Still, the Wolverines took a 38-37 lead at the half on a pair of free throws by Glenn Robinson III.
“We were still up,” Robinson, the Wolverines forward who scored 12 points, said of halftime. “I thought we did a good job of staying positive in the locker room at halftime. We were just trying to keep everybody involved in the game and trying to tell everybody about defense and getting stops.”
Instead, Siva scored 14 of his 18 points in the second half as the Cardinals capitalized on transition and took over the lead less than five minutes into the second half as Chase Behanan’s layup put the Cardinals up 47-46. Michigan tied the game seconds later on Burke’s free throw, but it was the last chance the Wolverines had to get within reach.
“They were just aggressive,” Michigan guard Nik Stauskas said. “I think Siva got to the basket really well in the second half. I think we just had a tough time staying in front of them and keeping them off the glass.”
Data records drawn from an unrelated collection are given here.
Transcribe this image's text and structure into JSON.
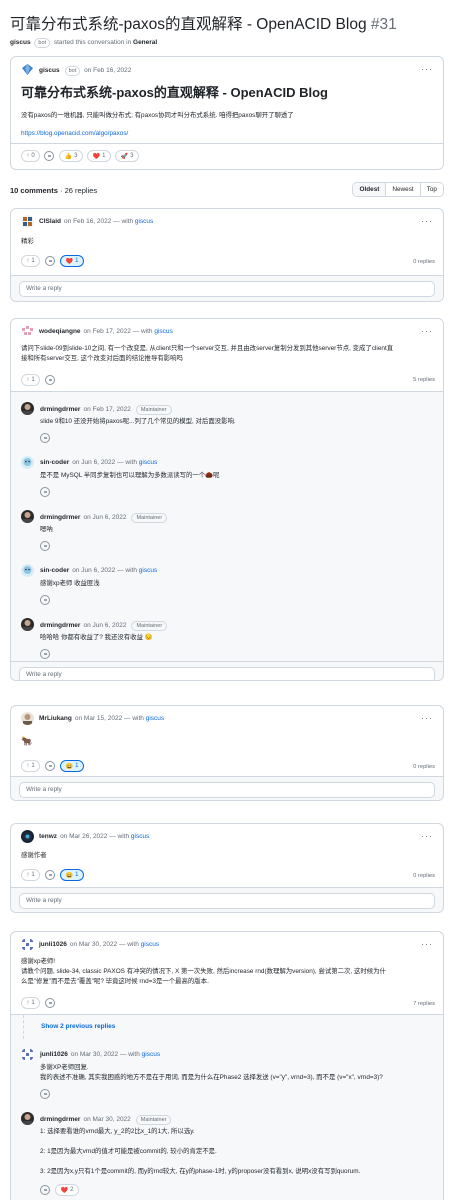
{
  "header": {
    "title": "可靠分布式系统-paxos的直观解释 - OpenACID Blog",
    "number": "#31",
    "author": "giscus",
    "bot_badge": "bot",
    "started_text": "started this conversation in",
    "category": "General"
  },
  "post": {
    "author": "giscus",
    "bot_badge": "bot",
    "date": "on Feb 16, 2022",
    "heading": "可靠分布式系统-paxos的直观解释 - OpenACID Blog",
    "text": "没有paxos的一堆机器, 只能叫做分布式; 有paxos协同才叫分布式系统. 咱得把paxos聊开了聊透了",
    "link": "https://blog.openacid.com/algo/paxos/",
    "reactions": [
      {
        "emoji": "↑",
        "count": "0"
      },
      {
        "emoji": "😄",
        "count": ""
      },
      {
        "emoji": "👍",
        "count": "3"
      },
      {
        "emoji": "❤️",
        "count": "1"
      },
      {
        "emoji": "🚀",
        "count": "3"
      }
    ]
  },
  "comments_summary": {
    "comments": "10 comments",
    "replies": "· 26 replies",
    "sort_options": [
      "Oldest",
      "Newest",
      "Top"
    ]
  },
  "reply_placeholder": "Write a reply",
  "threads": [
    {
      "author": "CISlaid",
      "date": "on Feb 16, 2022 — with",
      "via": "giscus",
      "text": "精彩",
      "upvotes": "1",
      "reaction_emoji": "❤️",
      "reaction_count": "1",
      "replies": "0 replies"
    },
    {
      "author": "wodeqiangne",
      "date": "on Feb 17, 2022 — with",
      "via": "giscus",
      "text_lines": [
        "请问下slide-09到slide-10之间, 有一个改变是, 从client只和一个server交互, 并且由改server复制分发到其他server节点, 变成了client直",
        "接和所有server交互, 这个改变对后面的结论推导有影响吗"
      ],
      "upvotes": "1",
      "replies": "5 replies",
      "replies_list": [
        {
          "author": "drmingdrmer",
          "date": "on Feb 17, 2022",
          "badge": "Maintainer",
          "text": "slide 9和10 还没开始将paxos呢...列了几个常见的模型, 对后面没影响."
        },
        {
          "author": "sin-coder",
          "date": "on Jun 6, 2022 — with",
          "via": "giscus",
          "text": "是不是 MySQL 半同步复制也可以理解为多数派读写的一个🌰呢"
        },
        {
          "author": "drmingdrmer",
          "date": "on Jun 6, 2022",
          "badge": "Maintainer",
          "text": "嗯呐"
        },
        {
          "author": "sin-coder",
          "date": "on Jun 6, 2022 — with",
          "via": "giscus",
          "text": "感谢xp老师 收益匪浅"
        },
        {
          "author": "drmingdrmer",
          "date": "on Jun 6, 2022",
          "badge": "Maintainer",
          "text": "哈哈哈 你都有收益了? 我还没有收益 😔"
        }
      ]
    },
    {
      "author": "MrLiukang",
      "date": "on Mar 15, 2022 — with",
      "via": "giscus",
      "text": "🐂",
      "upvotes": "1",
      "reaction_emoji": "😄",
      "reaction_count": "1",
      "replies": "0 replies"
    },
    {
      "author": "tenwz",
      "date": "on Mar 26, 2022 — with",
      "via": "giscus",
      "text": "感谢作者",
      "upvotes": "1",
      "reaction_emoji": "😄",
      "reaction_count": "1",
      "replies": "0 replies"
    },
    {
      "author": "junli1026",
      "date": "on Mar 30, 2022 — with",
      "via": "giscus",
      "text_lines": [
        "感谢xp老师!",
        "请教个问题, slide-34, classic PAXOS 有冲突的情况下, X 第一次失败, 然后increase rnd(数理解为version), 尝试第二次, 这时候为什",
        "么是\"修复\"而不是去\"覆盖\"呢? 毕竟这时候 rnd=3是一个最高的版本."
      ],
      "upvotes": "1",
      "replies": "7 replies",
      "show_previous": "Show 2 previous replies",
      "replies_list": [
        {
          "author": "junli1026",
          "date": "on Mar 30, 2022 — with",
          "via": "giscus",
          "text_lines": [
            "多谢XP老师回复.",
            "我的表述不准确, 其实我困惑的地方不是在于用词, 而是为什么在Phase2 选择发送 (v=\"y\", vrnd=3), 而不是   (v=\"x\", vrnd=3)?"
          ]
        },
        {
          "author": "drmingdrmer",
          "date": "on Mar 30, 2022",
          "badge": "Maintainer",
          "text_lines": [
            "1: 选择要看谁的vrnd最大, y_2的2比x_1的1大, 所以选y.",
            "",
            "2: 1是因为最大vrnd的值才可能是被commit的, 较小的肯定不是.",
            "",
            "3: 2是因为x,y只有1个是commit的, 而y的rnd较大, 在y的phase-1时, y的proposer没有看到x, 说明x没有写到quorum."
          ],
          "reaction_emoji": "❤️",
          "reaction_count": "2"
        }
      ]
    }
  ]
}
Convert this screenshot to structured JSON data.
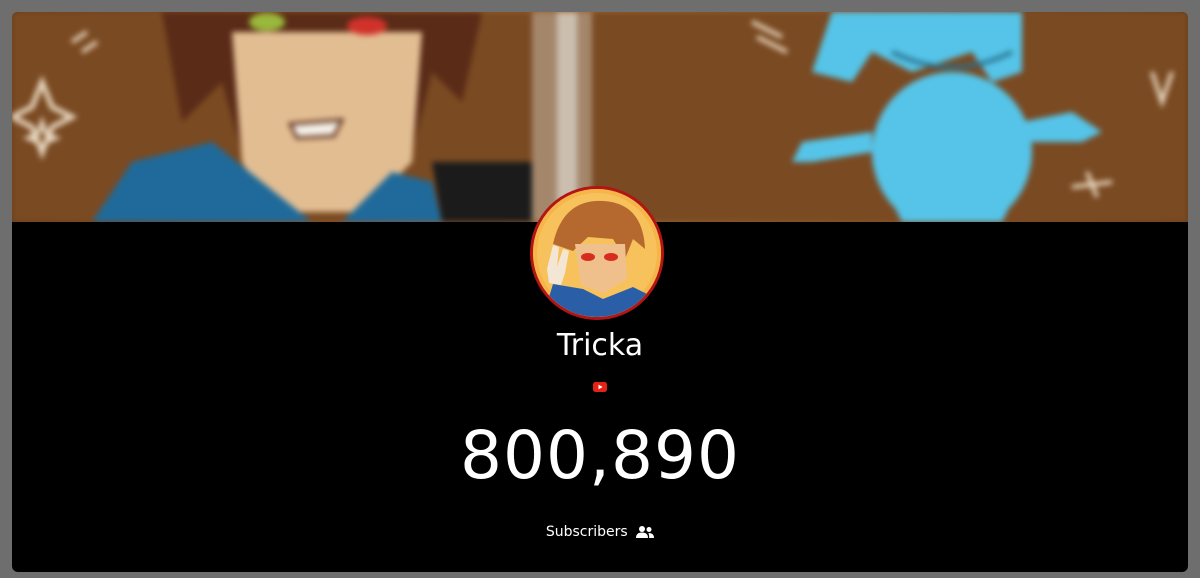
{
  "channel": {
    "name": "Tricka",
    "platform_icon": "youtube-icon",
    "subscriber_count": "800,890",
    "subscribers_label": "Subscribers",
    "subscribers_icon": "users-icon"
  },
  "colors": {
    "background": "#000000",
    "avatar_border": "#b31414",
    "youtube_red": "#e62117",
    "text": "#ffffff"
  }
}
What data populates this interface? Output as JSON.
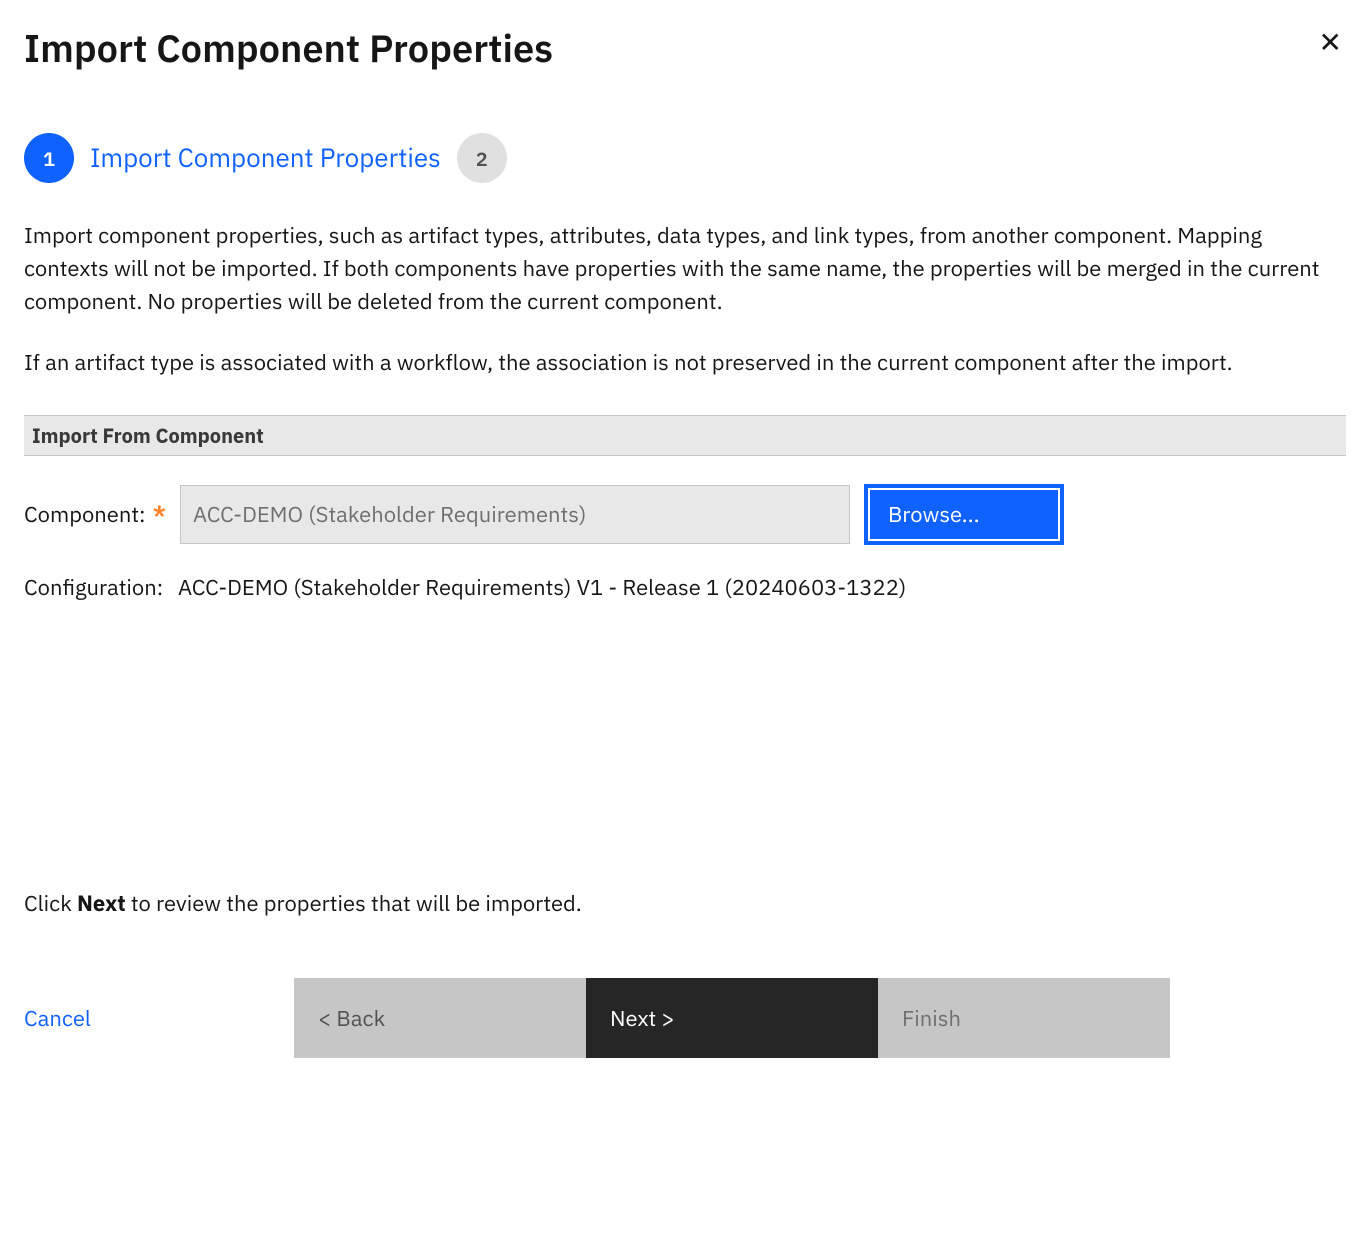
{
  "dialog": {
    "title": "Import Component Properties",
    "close_symbol": "✕"
  },
  "stepper": {
    "step1_number": "1",
    "step1_label": "Import Component Properties",
    "step2_number": "2"
  },
  "description": {
    "para1": "Import component properties, such as artifact types, attributes, data types, and link types, from another component. Mapping contexts will not be imported. If both components have properties with the same name, the properties will be merged in the current component. No properties will be deleted from the current component.",
    "para2": "If an artifact type is associated with a workflow, the association is not preserved in the current component after the import."
  },
  "section": {
    "header": "Import From Component"
  },
  "form": {
    "component_label": "Component:",
    "required_star": "*",
    "component_value": "ACC-DEMO (Stakeholder Requirements)",
    "browse_label": "Browse...",
    "configuration_label": "Configuration:",
    "configuration_value": "ACC-DEMO (Stakeholder Requirements) V1 - Release 1 (20240603-1322)"
  },
  "instruction": {
    "prefix": "Click ",
    "bold": "Next",
    "suffix": " to review the properties that will be imported."
  },
  "buttons": {
    "cancel": "Cancel",
    "back": "< Back",
    "next": "Next >",
    "finish": "Finish"
  }
}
Then, with 3:27 left — a minute and a half after officials called a controversial foul on Burke when he blocked a shot by Siva — Hancock’s 3-pointer widened Louisville’s lead to 76-66 and ultimately became the dagger, as Louisville led by no less than four in the final moments of the game.
“Nobody expected us to be here,” Robinson said. “I thought we did a great job of coming out every night and trying to prove that to people. We lost the championship game by a couple possessions. I don’t even think that sometimes we thought we could be here but we found a way to get better throughout the season and grind it out.”